Changeons de sujet. Je suis en faveur du déboulonnage des statues de dictateurs, d'esclavagistes ou de personnalités problématiques, mais pas pour les faire disparaître totalement. Une de mes amies travaille au sein du musée de l'Afrique centrale à Bruxelles, qui a pendant longtemps permis de montrer la puissance de Léopold II, ancien roi belge qui était au pouvoir lors de la colonisation du Congo et dont de nombreuses actions sont esclavagistes et racistes. Le musée a récemment décidé d'entreprendre une réflexion décoloniale (loin d’être parfaite, soyons clair.e.s, mais qui a au moins le mérite d’exister). De nombreuses statues ont été déplacées, l'entrée du musée a été modifiée, mais il existe une salle au sein du musée où l'on peut avoir une idée du passé colonial de cet endroit, et c'est à mon sens très important pour comprendre les enjeux historiques liés à l'histoire coloniale de la Belgique.

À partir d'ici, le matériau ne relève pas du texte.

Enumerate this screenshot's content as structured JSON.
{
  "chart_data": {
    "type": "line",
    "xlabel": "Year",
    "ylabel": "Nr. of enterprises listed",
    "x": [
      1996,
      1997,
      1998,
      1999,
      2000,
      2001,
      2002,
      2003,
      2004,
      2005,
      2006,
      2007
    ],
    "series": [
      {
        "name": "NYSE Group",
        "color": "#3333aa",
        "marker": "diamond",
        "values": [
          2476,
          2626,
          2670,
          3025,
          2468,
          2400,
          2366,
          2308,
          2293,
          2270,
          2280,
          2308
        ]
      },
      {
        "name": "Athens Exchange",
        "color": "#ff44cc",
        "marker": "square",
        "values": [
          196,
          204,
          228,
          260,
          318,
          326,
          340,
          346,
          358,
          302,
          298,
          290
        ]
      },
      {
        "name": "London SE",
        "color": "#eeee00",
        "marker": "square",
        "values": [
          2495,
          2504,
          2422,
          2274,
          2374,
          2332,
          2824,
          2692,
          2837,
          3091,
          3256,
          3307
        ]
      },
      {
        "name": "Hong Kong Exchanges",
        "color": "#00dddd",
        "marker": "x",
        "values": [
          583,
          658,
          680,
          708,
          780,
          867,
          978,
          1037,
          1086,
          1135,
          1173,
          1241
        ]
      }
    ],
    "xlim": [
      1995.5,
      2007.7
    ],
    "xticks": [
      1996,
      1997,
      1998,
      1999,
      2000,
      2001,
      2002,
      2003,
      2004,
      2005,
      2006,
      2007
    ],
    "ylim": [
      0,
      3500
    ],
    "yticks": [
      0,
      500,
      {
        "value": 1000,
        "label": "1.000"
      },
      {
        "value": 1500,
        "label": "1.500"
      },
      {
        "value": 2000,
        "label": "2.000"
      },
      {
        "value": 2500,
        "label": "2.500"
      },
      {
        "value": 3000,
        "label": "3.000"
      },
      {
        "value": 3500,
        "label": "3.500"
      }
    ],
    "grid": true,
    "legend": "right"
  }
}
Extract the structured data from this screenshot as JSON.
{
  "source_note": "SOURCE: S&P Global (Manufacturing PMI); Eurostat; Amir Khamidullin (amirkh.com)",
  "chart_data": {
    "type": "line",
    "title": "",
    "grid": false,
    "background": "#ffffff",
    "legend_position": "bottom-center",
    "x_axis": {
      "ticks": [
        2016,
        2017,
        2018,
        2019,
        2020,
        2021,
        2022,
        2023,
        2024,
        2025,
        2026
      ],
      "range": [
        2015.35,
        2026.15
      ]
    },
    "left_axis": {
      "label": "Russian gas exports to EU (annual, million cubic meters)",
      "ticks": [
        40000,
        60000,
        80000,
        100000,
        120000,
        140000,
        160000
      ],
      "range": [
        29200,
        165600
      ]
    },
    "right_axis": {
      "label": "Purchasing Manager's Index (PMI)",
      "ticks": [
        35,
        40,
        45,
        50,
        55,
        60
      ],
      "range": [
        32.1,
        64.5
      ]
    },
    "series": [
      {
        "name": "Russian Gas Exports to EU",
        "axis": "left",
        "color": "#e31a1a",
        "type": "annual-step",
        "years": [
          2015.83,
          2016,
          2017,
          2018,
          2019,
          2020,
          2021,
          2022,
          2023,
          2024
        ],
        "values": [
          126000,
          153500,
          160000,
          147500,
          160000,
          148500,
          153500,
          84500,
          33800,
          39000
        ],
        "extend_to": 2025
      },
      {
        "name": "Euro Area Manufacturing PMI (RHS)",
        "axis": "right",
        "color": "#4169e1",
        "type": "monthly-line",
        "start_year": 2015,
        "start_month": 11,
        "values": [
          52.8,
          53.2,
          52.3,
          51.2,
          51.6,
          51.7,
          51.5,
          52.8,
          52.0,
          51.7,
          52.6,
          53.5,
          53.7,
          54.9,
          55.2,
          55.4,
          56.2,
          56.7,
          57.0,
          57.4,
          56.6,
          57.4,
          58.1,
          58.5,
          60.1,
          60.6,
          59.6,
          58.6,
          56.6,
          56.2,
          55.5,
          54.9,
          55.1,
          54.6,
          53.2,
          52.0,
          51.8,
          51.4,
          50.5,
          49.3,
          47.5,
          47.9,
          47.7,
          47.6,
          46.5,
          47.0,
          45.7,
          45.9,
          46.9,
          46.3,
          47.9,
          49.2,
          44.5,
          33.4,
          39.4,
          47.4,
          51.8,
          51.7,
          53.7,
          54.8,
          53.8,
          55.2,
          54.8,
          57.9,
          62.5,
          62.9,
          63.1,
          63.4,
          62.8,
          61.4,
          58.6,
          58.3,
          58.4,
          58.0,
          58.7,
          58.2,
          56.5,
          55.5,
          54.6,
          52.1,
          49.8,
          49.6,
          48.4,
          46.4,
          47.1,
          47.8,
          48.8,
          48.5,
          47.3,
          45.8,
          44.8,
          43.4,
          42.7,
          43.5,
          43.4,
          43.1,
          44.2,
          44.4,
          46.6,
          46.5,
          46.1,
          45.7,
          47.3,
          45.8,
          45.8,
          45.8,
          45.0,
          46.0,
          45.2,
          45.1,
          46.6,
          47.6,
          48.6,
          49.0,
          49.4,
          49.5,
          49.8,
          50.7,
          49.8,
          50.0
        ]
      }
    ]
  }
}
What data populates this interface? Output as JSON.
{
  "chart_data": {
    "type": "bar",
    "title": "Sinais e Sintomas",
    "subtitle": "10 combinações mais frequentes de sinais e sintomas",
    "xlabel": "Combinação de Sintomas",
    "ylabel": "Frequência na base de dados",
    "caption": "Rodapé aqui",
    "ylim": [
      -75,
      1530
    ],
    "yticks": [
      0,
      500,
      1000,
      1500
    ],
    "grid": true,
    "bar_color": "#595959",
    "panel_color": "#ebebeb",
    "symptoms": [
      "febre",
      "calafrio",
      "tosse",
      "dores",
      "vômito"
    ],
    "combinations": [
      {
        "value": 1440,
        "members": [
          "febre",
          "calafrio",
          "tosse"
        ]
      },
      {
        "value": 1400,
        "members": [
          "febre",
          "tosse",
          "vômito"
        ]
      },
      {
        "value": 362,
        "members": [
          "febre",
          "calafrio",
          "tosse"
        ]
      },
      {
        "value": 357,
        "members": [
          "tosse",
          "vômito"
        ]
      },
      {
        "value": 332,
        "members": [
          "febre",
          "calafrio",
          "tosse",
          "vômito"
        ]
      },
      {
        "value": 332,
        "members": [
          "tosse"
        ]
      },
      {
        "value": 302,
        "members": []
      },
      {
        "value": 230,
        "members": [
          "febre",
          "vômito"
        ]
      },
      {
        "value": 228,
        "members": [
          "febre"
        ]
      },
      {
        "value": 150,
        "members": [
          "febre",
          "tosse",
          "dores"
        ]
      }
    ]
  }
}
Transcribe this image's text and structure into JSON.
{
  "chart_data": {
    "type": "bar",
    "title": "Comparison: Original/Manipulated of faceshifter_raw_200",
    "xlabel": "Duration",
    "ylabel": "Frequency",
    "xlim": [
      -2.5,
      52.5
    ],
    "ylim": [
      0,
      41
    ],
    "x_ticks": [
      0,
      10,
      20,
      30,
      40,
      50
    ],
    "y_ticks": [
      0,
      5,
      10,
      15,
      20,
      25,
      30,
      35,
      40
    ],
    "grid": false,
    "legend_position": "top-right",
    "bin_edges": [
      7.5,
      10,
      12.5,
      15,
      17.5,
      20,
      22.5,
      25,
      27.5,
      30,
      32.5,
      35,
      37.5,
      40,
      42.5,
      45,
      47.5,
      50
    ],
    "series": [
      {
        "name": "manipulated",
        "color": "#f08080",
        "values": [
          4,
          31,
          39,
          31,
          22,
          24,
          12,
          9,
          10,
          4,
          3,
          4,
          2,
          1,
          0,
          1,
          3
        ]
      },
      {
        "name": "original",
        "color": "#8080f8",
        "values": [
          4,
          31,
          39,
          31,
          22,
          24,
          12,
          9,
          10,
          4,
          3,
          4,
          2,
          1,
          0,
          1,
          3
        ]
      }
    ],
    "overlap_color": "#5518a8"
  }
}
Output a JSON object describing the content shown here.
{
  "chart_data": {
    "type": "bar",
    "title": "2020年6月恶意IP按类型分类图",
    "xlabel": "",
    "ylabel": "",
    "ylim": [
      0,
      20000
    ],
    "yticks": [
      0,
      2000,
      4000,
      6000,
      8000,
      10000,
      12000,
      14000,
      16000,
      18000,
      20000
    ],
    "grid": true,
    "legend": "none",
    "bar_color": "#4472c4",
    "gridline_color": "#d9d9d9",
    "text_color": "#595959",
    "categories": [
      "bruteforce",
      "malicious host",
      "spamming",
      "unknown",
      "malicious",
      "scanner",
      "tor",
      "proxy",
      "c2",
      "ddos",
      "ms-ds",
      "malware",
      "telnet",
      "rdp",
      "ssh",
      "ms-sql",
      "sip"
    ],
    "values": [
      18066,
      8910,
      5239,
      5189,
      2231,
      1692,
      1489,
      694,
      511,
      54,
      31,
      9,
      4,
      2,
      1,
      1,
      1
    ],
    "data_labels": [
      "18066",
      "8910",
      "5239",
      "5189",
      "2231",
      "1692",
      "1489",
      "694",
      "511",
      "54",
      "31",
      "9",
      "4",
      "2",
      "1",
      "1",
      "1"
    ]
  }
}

Ainsi, je suis clairement en faveur du déboulonnage des statues, mais seulement si elles s'accompagnent de pédagogie. Faire disparaître des pans entiers de l’Histoire, c’est à mon sens prendre le risque d’oublier les horreurs commises par des hommes et peut-être, prendre aussi le risque que ces horreurs se répètent.


La cancel culture peut s’avérer utile à l’échelle étatique, si elle permet aussi à des gouvernements de se repentir (poke le gouvernement français sur la colonisation, on attend toujours) parce qu’il est acculé par une demande citoyenne forte et pressante. Mais ces gouvernements doivent éduquer leur population à l’Histoire de leur propre pays, tout comme l’école se devrait d’être un relais objectif et fiable pour montrer les aspects les plus sombres de son pays.


Cancel culture et tribunal moderne


Évidemment, cette pratique a aussi ses conséquences néfastes, et je le remarque régulièrement sur les réseaux. A mon échelle de créatrice de contenus et militante féministe sur Instagram, je remarque que le risque de se faire “cancel”, boycotter, lyncher, peut parfois générer de l’angoisse, et m’empêcher de poster sur un sujet, par peur du retour de bâton. La cancel culture est étroitement liée à cette pureté militante que l’on devrait avoir en tant que personne qui prend la parole publiquement. C’est évidemment impossible : on ne peut pas tout savoir, on ne peut pas ne froisser personne quand on s'exprime sur des sujets “chauds” au quotidien comme l’anti-racisme, l’anti-capitalisme, les lgbtqiaphobies, le sexisme, le féminisme …

A ma petite échelle donc, j’ai peur que cette culture de la dénonciation censure des personnes qui veulent bien faire mais qui sont maladroites (comme je peux l’être parfois), face à une vague de personnes anonymes qui oublient parfois qu’il y a de vraies personnes derrière les comptes Instagram.


Heureusement, je remarque aussi souvent l’intérêt positif de certaines actions qui permettent de soulever des scandales (notamment grâce aux divers comptes “balance ton/ta” sur Instagram) et qui servent aussi de garde-fous sur la toile et dans notre société.

Vous l’aurez compris, il y a du bon, du mauvais. Personnellement, j’évite d’avoir recours à ce mécanisme ou j’en limite son usage, en essayant toujours, au préalable, de prendre du recul sur les conséquences potentielles et probables de mon action.